Ketika Anda diterima di Prodi PBSI mungkin masih muncul pertanyaan apakah pilihan Anda sudah tepat di PBSI. Jawabannya jelas dan akurat, TIDAK SALAH PILIH. Anda tidak salah telah memilih PBSI karena PBSI merupakan program studi yang sangat tua tidak hanya di FBSB tetapi juga di UNY dengan akreditasi UNGGUL. Akreditasi Unggul merupakan tingkat tertinggi predikat akreditasi program studi. Oleh karena itu sangat wajar jika PBSI memiliki banyak prestasi, baik prestasi dosen maupun prestasi mahasiswa. Dari sisi dosen, Anda akan berkuliah dengan dosen yang memiliki kapasitas dan kapabilitas dalam bidang ilmu, tidak hanya bergelar doktor, tetapi juga bergelar professor.
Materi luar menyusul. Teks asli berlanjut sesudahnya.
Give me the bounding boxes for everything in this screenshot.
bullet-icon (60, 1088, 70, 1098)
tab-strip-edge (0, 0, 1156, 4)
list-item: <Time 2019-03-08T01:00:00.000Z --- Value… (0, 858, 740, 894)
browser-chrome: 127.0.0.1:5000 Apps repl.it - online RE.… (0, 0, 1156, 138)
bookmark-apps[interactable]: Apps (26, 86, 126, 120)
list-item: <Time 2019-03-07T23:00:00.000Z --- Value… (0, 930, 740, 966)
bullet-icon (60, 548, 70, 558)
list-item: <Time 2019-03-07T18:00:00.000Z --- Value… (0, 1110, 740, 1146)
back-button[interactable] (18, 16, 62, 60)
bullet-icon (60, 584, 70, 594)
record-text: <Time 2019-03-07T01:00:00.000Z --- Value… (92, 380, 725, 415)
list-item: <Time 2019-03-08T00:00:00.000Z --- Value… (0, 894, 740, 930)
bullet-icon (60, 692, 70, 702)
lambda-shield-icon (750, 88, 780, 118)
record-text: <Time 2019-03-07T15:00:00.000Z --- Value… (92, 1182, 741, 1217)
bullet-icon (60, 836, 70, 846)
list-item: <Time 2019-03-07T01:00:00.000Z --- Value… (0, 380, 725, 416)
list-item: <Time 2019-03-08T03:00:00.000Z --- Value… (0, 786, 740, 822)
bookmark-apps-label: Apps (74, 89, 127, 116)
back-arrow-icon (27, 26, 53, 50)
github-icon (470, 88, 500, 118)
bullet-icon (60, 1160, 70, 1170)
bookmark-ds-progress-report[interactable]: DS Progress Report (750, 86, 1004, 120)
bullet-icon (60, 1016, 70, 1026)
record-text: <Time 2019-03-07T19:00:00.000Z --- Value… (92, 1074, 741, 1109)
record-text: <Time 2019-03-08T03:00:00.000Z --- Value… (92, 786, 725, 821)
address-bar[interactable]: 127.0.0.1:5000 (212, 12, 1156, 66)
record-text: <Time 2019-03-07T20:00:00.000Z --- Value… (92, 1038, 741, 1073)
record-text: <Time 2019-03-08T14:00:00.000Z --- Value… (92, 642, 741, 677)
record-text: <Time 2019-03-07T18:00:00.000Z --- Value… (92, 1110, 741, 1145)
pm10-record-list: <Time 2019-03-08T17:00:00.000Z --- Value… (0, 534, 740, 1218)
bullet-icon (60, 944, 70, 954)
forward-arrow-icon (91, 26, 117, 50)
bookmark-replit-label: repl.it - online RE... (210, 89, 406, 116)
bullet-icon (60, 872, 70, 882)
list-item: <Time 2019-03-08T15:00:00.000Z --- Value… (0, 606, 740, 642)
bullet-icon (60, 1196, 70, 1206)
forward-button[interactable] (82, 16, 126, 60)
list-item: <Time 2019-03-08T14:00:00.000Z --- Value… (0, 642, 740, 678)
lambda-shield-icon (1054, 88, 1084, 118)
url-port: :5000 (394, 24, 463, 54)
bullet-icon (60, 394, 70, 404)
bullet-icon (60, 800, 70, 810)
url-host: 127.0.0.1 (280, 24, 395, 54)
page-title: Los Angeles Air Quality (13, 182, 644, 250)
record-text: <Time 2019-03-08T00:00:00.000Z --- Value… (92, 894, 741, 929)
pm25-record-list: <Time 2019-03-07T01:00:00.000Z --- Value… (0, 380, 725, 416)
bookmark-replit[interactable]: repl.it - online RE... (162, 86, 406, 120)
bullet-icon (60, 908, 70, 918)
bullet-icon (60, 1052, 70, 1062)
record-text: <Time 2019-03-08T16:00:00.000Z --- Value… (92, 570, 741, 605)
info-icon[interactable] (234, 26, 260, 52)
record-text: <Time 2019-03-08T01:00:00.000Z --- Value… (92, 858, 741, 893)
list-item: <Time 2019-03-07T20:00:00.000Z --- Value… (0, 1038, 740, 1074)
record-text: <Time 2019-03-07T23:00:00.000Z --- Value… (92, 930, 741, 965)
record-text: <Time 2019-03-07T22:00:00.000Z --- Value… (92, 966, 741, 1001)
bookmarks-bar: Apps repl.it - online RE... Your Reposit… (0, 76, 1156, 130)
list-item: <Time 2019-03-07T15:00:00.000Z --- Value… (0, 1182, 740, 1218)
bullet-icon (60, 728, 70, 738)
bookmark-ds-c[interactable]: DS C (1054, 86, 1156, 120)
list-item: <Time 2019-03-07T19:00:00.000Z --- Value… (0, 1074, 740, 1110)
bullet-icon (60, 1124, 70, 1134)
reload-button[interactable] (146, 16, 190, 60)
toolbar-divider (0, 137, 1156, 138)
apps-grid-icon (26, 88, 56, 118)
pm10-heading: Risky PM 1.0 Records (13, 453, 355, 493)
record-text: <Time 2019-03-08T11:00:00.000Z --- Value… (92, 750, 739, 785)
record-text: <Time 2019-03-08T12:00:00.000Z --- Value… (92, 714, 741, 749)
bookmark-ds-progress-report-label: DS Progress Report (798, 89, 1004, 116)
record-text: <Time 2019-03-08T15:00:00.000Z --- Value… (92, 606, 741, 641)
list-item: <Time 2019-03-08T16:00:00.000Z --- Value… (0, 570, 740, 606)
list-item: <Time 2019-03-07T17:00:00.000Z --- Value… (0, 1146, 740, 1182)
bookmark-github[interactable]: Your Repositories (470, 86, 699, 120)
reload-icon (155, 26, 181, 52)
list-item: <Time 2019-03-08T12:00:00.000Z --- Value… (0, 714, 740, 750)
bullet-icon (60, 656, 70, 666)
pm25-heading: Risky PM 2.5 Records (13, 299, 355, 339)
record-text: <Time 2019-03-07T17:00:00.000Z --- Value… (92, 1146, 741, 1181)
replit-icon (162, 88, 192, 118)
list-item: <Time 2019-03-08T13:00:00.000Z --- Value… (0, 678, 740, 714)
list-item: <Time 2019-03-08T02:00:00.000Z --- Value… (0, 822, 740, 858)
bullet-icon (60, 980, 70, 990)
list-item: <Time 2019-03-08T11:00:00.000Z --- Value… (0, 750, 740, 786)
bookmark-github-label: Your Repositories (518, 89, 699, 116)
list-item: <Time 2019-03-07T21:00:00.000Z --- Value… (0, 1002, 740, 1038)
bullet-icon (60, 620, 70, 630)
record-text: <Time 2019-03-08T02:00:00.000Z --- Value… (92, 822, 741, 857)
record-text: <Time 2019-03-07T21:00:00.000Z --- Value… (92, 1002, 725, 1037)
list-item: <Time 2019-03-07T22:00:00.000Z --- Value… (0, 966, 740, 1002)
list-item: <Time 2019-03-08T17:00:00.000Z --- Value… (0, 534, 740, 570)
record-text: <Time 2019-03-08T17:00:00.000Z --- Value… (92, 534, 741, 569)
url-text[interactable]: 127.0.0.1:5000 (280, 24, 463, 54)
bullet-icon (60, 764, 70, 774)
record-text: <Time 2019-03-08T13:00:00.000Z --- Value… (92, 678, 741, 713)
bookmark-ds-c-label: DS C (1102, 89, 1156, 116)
Kami yakin Anda sekalian merupakan mahasiswa pilihan karena Anda telah terpilih dalam seleksi yang sangat ketat. Hal itu tampak dari tingkat keketatan calon mahasiswa yang akan masuk ke PBSI. Satu kursi diperebutkan oleh 9 calon. Oleh karena itu, kami berharap Anda memilih Prodi PBSI tidak hanya sekadar memilih, tetapi telah didasari oleh niatan yang kuat untuk belajar di PBSI UNY. Banyak orang yang ada di luar sana yang ingin masuk ke PBSI, tetapi belum beruntung. Oleh karena itu, mulailah sekarang kuatkan niat untuk belajar dengan baik di Prodi kita. Anda akan dibimbing oleh para dosen yang tidak hanya sangat ahli, tetapi juga berpengalaman di bidangnya.

Sudah bayak alumni dari Prodi kita yang tersebar di penjuru negeri ini. Oleh karena itu, tidak mengerankan jika prodi kita selalu terdepan di bidangnya dan menjadi rujukan bagi prodi universitas lain yang sebidang. Banyak mahasiswa dan dosen yang melakukan studi banding ke prodi kita. Hal itu membuktikan bahwa keberadaan prodi kita diperhitungkan oleh berbagai universitas. Program studi PBSI juga tidak hanya menyelenggarakan Pendidikan jenjang S-1, tetapi juga S-2 dan S-3. Bagi Anda yang sudah lulus S-1 dapat melanjutkan ke jenjang S-2 di prodi kita.

Di kampus ini Anda juga akan mendapat pengalaman berorganisai dalam wadah HIMA sebagai jalur untuk mengasah kepemimpinan dan keorganisasian. Manfaatkan semua fasilitas dan kesempatan yang ada UNY, khususnya di PBSI untuk meraih asa. Akhir kata kami pengurus Departemen dan Program Studi mengucapkan SELAMAT DATANG DAN SELAMAT BERGABUNG DI PROGRAM STUDI PBSI.